Conclusie en gevolgen

12. Het beroep is ongegrond. Dat betekent dat eiseres geen gelijk krijgt.
13. Voor een proceskostenveroordeling of vergoeding van het door eiseres betaalde griffierecht bestaat geen aanleiding.

Beslissing

De rechtbank verklaart het beroep ongegrond.
Deze uitspraak is gedaan door mr. M.A. Boerhorst, rechter, in aanwezigheid van J.J.M. Tol, griffier.
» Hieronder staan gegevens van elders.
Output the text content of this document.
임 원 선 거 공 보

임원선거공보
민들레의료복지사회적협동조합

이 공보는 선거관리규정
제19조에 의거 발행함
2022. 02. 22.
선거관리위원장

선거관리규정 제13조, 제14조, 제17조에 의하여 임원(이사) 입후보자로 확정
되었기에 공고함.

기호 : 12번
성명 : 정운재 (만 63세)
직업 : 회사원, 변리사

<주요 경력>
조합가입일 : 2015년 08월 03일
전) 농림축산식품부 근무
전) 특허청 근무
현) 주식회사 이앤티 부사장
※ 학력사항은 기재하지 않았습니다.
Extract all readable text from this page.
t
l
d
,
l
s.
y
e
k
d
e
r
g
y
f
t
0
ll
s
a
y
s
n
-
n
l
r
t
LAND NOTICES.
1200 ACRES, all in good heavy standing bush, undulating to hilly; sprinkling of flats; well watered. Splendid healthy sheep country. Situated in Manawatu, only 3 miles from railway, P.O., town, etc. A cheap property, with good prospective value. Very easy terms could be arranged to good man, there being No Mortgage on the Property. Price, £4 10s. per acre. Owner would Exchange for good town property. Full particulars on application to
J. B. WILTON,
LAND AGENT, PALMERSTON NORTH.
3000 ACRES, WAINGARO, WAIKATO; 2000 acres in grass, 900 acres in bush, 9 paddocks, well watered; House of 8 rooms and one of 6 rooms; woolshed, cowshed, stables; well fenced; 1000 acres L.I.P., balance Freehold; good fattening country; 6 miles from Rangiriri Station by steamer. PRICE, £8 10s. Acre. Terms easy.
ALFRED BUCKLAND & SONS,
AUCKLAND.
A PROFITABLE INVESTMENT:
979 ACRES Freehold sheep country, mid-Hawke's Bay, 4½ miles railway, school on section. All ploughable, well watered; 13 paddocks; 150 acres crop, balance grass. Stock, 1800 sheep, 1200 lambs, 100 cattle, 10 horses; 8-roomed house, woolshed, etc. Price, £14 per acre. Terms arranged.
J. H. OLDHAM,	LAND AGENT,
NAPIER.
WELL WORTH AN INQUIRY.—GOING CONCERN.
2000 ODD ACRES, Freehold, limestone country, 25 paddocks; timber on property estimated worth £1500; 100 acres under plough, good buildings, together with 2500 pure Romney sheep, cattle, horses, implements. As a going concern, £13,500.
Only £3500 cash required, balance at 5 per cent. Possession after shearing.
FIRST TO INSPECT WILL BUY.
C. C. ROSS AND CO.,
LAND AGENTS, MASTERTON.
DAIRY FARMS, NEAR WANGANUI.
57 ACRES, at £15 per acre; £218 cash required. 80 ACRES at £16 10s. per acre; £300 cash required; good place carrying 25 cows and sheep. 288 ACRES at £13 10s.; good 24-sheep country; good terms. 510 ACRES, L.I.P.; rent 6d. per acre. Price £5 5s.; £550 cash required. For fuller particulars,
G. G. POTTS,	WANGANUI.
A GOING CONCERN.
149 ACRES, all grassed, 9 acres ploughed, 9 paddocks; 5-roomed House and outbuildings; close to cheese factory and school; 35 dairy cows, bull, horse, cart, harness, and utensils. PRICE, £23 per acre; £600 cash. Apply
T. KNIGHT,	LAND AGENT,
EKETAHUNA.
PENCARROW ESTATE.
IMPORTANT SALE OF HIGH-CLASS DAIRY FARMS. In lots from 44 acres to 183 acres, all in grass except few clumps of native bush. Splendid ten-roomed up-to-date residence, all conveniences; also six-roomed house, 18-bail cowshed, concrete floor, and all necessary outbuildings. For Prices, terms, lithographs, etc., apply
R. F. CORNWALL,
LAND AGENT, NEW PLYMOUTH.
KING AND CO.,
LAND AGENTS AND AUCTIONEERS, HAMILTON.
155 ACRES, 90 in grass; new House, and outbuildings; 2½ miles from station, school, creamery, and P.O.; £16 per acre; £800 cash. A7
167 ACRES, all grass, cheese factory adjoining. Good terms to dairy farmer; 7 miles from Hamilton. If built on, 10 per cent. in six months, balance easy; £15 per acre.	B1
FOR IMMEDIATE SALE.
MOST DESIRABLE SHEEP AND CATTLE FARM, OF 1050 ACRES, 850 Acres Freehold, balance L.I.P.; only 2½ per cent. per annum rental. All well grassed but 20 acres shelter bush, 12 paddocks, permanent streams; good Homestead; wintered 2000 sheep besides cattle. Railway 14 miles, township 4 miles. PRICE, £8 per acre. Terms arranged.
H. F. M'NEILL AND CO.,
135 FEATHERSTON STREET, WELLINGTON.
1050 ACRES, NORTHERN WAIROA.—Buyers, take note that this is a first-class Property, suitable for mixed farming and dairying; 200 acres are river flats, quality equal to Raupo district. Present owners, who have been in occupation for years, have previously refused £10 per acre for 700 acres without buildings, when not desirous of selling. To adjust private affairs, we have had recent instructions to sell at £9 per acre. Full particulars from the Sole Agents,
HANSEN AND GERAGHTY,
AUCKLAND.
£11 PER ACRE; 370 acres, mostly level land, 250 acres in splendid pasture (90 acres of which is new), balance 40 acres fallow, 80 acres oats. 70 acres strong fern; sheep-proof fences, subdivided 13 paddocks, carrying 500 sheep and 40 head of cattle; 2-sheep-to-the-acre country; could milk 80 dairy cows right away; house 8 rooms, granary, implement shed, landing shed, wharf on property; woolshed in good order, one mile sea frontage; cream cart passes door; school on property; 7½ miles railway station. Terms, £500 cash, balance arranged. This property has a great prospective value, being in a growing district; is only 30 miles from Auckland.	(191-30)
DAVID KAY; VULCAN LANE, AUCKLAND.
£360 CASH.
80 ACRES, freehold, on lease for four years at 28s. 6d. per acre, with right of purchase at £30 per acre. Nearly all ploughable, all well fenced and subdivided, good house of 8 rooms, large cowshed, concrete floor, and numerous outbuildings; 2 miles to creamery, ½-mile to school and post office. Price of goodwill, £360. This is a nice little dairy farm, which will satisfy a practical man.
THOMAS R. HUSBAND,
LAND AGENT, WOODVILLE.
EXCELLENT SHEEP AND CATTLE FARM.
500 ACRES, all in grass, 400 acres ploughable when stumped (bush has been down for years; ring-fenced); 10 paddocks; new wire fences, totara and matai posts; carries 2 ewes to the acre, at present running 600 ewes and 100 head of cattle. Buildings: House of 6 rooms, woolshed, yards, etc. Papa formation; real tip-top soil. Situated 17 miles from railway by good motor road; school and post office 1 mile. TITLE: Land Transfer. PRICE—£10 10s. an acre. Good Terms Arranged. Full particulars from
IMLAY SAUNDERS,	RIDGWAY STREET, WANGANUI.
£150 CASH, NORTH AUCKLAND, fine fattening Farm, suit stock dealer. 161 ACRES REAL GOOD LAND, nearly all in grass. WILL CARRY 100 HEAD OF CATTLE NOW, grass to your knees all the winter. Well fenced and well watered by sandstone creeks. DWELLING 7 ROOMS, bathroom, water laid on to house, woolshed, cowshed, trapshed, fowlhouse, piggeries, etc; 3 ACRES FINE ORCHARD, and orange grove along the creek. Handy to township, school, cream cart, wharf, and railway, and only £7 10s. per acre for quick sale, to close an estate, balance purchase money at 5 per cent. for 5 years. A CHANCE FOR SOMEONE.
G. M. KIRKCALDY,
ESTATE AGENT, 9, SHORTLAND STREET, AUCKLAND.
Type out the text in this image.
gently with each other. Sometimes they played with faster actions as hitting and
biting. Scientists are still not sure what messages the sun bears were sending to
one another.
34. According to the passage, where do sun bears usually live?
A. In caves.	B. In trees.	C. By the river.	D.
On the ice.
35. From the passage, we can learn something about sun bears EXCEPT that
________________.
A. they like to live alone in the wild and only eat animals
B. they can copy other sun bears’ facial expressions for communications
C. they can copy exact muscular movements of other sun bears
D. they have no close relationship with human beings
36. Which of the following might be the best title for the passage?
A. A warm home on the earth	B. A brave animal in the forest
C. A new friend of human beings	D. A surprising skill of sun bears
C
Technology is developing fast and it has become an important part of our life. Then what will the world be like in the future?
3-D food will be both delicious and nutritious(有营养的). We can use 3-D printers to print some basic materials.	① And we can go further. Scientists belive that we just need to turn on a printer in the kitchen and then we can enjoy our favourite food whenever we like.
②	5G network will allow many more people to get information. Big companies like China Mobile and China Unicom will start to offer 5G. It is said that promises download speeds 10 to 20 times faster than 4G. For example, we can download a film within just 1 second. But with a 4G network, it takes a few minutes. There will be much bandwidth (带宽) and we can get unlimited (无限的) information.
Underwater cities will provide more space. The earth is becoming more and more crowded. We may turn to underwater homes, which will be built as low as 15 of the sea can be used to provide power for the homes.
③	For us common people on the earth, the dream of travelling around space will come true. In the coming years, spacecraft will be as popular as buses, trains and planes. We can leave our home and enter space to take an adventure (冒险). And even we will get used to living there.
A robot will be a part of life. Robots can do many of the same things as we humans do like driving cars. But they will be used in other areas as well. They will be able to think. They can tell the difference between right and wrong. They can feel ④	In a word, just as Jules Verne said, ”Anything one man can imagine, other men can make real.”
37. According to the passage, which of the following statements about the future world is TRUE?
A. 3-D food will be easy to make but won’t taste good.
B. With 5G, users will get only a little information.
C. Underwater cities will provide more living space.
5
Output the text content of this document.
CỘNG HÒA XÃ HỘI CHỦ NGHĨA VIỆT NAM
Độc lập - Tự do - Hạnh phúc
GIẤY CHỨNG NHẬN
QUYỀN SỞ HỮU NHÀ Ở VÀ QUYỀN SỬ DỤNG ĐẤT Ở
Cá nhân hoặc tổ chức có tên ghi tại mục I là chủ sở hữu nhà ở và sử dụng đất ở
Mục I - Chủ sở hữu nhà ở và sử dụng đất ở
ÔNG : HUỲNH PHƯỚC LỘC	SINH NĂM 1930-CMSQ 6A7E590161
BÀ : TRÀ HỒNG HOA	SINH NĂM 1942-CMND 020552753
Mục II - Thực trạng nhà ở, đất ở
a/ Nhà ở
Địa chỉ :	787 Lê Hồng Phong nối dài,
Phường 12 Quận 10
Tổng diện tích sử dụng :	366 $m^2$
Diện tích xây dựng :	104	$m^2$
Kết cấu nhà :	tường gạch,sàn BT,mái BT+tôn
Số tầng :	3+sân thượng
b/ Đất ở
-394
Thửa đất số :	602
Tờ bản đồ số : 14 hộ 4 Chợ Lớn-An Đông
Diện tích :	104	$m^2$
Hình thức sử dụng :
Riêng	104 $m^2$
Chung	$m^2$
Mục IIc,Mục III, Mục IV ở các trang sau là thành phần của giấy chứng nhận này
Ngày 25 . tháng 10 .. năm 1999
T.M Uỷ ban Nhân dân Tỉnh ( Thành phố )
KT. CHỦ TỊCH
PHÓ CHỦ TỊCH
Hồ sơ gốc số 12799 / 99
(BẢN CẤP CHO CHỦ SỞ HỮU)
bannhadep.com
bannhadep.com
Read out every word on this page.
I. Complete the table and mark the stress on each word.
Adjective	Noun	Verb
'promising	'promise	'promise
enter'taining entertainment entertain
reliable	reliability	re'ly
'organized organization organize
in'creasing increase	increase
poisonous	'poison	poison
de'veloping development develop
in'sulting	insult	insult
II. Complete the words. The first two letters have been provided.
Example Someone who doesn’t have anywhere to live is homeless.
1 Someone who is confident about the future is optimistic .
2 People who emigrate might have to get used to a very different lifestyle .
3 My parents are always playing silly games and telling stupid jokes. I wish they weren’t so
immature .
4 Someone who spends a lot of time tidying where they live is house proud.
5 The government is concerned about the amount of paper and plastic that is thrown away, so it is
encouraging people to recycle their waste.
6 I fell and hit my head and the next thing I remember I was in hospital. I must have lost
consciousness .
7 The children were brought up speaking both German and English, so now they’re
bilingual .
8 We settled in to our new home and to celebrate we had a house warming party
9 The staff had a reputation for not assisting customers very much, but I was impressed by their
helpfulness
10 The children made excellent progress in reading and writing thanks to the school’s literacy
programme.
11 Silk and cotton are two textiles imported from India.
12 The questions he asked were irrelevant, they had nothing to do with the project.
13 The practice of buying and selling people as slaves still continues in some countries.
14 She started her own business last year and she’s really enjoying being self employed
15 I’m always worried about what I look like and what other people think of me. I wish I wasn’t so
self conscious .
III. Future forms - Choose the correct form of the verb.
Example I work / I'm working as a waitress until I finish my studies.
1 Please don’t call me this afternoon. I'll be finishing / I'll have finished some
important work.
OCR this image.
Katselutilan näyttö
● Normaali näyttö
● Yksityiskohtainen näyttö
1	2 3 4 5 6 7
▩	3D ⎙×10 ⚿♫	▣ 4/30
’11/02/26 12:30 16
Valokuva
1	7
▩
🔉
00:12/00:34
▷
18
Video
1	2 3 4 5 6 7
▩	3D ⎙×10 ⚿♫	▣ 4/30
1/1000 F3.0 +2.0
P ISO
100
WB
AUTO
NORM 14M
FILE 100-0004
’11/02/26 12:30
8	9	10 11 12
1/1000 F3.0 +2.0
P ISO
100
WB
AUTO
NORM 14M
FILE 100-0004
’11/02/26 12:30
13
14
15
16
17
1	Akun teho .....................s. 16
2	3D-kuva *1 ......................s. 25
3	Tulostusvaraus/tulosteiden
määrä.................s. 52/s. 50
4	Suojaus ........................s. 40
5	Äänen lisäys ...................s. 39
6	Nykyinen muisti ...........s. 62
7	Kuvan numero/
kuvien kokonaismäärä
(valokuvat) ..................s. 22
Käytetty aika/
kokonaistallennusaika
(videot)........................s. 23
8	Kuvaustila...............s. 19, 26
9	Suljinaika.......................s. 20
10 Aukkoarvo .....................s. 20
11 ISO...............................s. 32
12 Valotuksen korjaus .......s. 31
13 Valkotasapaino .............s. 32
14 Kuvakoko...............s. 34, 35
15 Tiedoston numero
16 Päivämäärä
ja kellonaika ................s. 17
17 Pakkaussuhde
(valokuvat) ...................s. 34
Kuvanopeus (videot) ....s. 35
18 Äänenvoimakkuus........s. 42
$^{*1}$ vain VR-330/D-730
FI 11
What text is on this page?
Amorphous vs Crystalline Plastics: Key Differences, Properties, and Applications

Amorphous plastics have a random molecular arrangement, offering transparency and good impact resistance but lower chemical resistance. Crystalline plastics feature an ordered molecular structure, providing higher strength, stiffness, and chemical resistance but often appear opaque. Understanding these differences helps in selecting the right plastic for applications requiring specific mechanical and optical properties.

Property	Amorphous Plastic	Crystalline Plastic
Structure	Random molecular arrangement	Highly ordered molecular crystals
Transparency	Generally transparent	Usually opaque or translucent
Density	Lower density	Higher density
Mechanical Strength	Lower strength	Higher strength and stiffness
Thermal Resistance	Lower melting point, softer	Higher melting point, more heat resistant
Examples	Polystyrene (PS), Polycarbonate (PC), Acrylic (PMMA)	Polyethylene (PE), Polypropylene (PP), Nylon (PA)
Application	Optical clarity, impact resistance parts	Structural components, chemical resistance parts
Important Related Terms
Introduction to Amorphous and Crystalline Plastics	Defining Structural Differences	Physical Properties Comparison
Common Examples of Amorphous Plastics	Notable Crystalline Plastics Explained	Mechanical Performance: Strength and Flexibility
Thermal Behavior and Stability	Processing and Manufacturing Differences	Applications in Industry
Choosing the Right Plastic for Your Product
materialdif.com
De uitspraak is uitgesproken in het openbaar op 9 maart 202
griffier
rechter

Informatie over hoger beroep

Een partij die het niet eens is met deze uitspraak, kan een hogerberoepschrift sturen naar de Afdeling bestuursrechtspraak van de Raad van State waarin wordt uitgelegd waarom deze partij het niet eens is met deze uitspraak. Het hogerberoepschrift moet worden ingediend binnen zes weken na de dag waarop deze uitspraak is verzonden. Kan de indiener de behandeling van het hoger beroep niet afwachten, omdat de zaak spoed heeft, dan kan de indiener de voorzieningenrechter van de Afdeling bestuursrechtspraak van de Raad van State vragen om een voorlopige voorziening (een tijdelijke maatregel) te treffen.

Voetnoten

1.ECLI:NL:RVS:1694.
2.Zie uitspraak van de Afdeling van 24 december 2013, ECLI:NL:RVS:2013:2635.